Three things I love about this book:

1. The humanity--Russo knows people. He doesn't write this knowledge into abstracts and generalities, but embodies it in real people you're pretty sure you know (and, in fact, you do know by the end of the book). He notices the unnoticed. But the moment he notices it (and reveals this to you), you know exactly what he means.

2. The setting (see a theme here?)--I'm a sucker for books where setting becomes almost its own character, where the setting so influences the story that set somewhere else, it would be an entirely different narrative. In this book, the setting is so important, it's given in the title.

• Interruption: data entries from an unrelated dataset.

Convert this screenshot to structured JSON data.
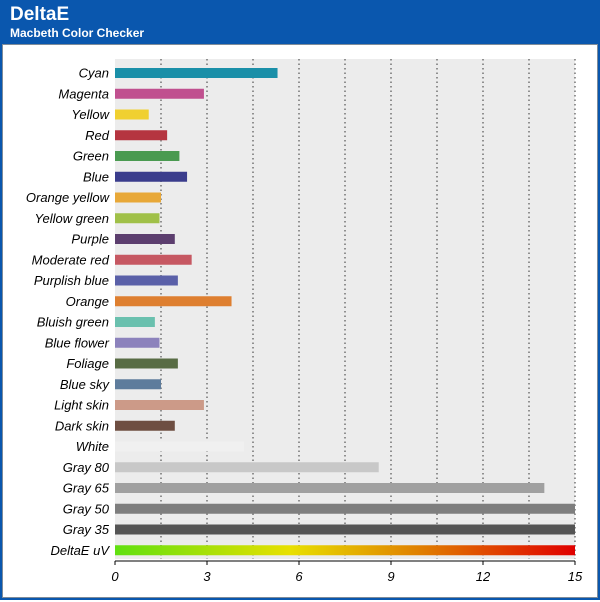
{
  "header": {
    "title": "DeltaE",
    "subtitle": "Macbeth Color Checker"
  },
  "chart_data": {
    "type": "bar",
    "orientation": "horizontal",
    "title": "DeltaE",
    "subtitle": "Macbeth Color Checker",
    "xlabel": "",
    "ylabel": "",
    "xlim": [
      0,
      15
    ],
    "xticks": [
      0,
      3,
      6,
      9,
      12,
      15
    ],
    "grid": "vertical dotted",
    "legend": "none",
    "categories": [
      "Cyan",
      "Magenta",
      "Yellow",
      "Red",
      "Green",
      "Blue",
      "Orange yellow",
      "Yellow green",
      "Purple",
      "Moderate red",
      "Purplish blue",
      "Orange",
      "Bluish green",
      "Blue flower",
      "Foliage",
      "Blue sky",
      "Light skin",
      "Dark skin",
      "White",
      "Gray 80",
      "Gray 65",
      "Gray 50",
      "Gray 35",
      "DeltaE uV"
    ],
    "values": [
      5.3,
      2.9,
      1.1,
      1.7,
      2.1,
      2.35,
      1.5,
      1.45,
      1.95,
      2.5,
      2.05,
      3.8,
      1.3,
      1.45,
      2.05,
      1.5,
      2.9,
      1.95,
      4.2,
      8.6,
      14.0,
      15.0,
      15.0,
      15.0
    ],
    "colors": [
      "#1a8fa8",
      "#c0508f",
      "#f0d030",
      "#b53540",
      "#4a9a50",
      "#3a3c8c",
      "#e8a838",
      "#a0c048",
      "#5c3e6e",
      "#c65862",
      "#5a60a8",
      "#de7f30",
      "#6ac0ae",
      "#8c82bc",
      "#586c44",
      "#5e7c9c",
      "#cc9a88",
      "#6e4e42",
      "#f0f0f0",
      "#c8c8c8",
      "#a0a0a0",
      "#7e7e7e",
      "#555555",
      "gradient"
    ],
    "gradient_colors": [
      "#60e010",
      "#e8e000",
      "#e08000",
      "#e00000"
    ]
  }
}
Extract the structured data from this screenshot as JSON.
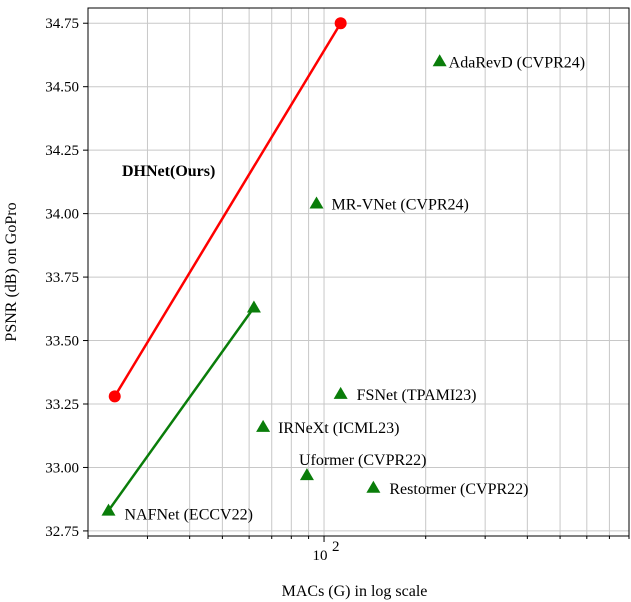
{
  "chart_data": {
    "type": "scatter",
    "xlabel": "MACs (G) in log scale",
    "ylabel": "PSNR (dB) on GoPro",
    "x_scale": "log",
    "xlim": [
      20,
      800
    ],
    "ylim": [
      32.73,
      34.81
    ],
    "grid": true,
    "x_tick_labels": [
      {
        "value": 100,
        "base": "10",
        "exp": "2"
      }
    ],
    "y_ticks": [
      32.75,
      33.0,
      33.25,
      33.5,
      33.75,
      34.0,
      34.25,
      34.5,
      34.75
    ],
    "y_tick_labels": [
      "32.75",
      "33.00",
      "33.25",
      "33.50",
      "33.75",
      "34.00",
      "34.25",
      "34.50",
      "34.75"
    ],
    "series": [
      {
        "name": "DHNet(Ours)",
        "marker": "circle",
        "color": "#ff0000",
        "points": [
          {
            "x": 24,
            "y": 33.28
          },
          {
            "x": 112,
            "y": 34.75
          }
        ]
      },
      {
        "marker": "triangle",
        "color": "#0a7d0a",
        "points": [
          {
            "x": 23,
            "y": 32.83
          },
          {
            "x": 62,
            "y": 33.63
          }
        ]
      }
    ],
    "methods": [
      {
        "label": "AdaRevD (CVPR24)",
        "x": 220,
        "y": 34.6
      },
      {
        "label": "MR-VNet (CVPR24)",
        "x": 95,
        "y": 34.04
      },
      {
        "label": "FSNet (TPAMI23)",
        "x": 112,
        "y": 33.29
      },
      {
        "label": "IRNeXt (ICML23)",
        "x": 66,
        "y": 33.16
      },
      {
        "label": "Uformer (CVPR22)",
        "x": 89,
        "y": 32.97
      },
      {
        "label": "Restormer (CVPR22)",
        "x": 140,
        "y": 32.92
      },
      {
        "label": "NAFNet (ECCV22)",
        "x": 23,
        "y": 32.83
      }
    ]
  }
}
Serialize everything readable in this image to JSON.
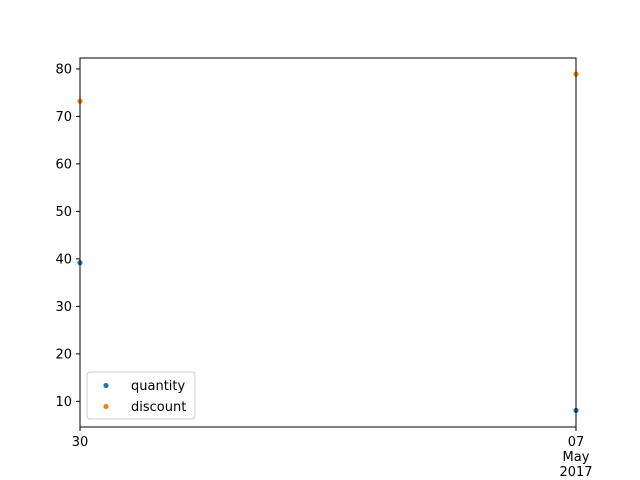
{
  "chart_data": {
    "type": "scatter",
    "title": "",
    "xlabel": "",
    "ylabel": "",
    "x": [
      "2017-04-30",
      "2017-05-07"
    ],
    "x_tick_labels": [
      {
        "lines": [
          "30"
        ]
      },
      {
        "lines": [
          "07",
          "May",
          "2017"
        ]
      }
    ],
    "xlim": [
      "2017-04-30",
      "2017-05-07"
    ],
    "ylim": [
      4.6,
      82.3
    ],
    "y_ticks": [
      10,
      20,
      30,
      40,
      50,
      60,
      70,
      80
    ],
    "grid": false,
    "legend_position": "lower-left",
    "series": [
      {
        "name": "quantity",
        "color": "#1f77b4",
        "values": [
          39.2,
          8.1
        ]
      },
      {
        "name": "discount",
        "color": "#ff7f0e",
        "values": [
          73.2,
          78.9
        ]
      }
    ]
  }
}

3. (Related to the first prop) His observations--Okay, this isn't just related to the first point; it's synonymous. But it deserves restating. He words these observations about movement and body language and people in such a way that they linger like a good wine. And these observations are much more than first appearances. For example, he talks about (I can't find the page number to quote it exactly) Griffin afraid of releasing the ashes into the wind so that he ends up wearing his father. I really should have marked these passages, but I couldn't come out of the story long enough to do so.

Do I have to mention that I recommend this book?


Next on the docket, Coupland's Eleanor Rigby (can you believe I haven't read this yet?).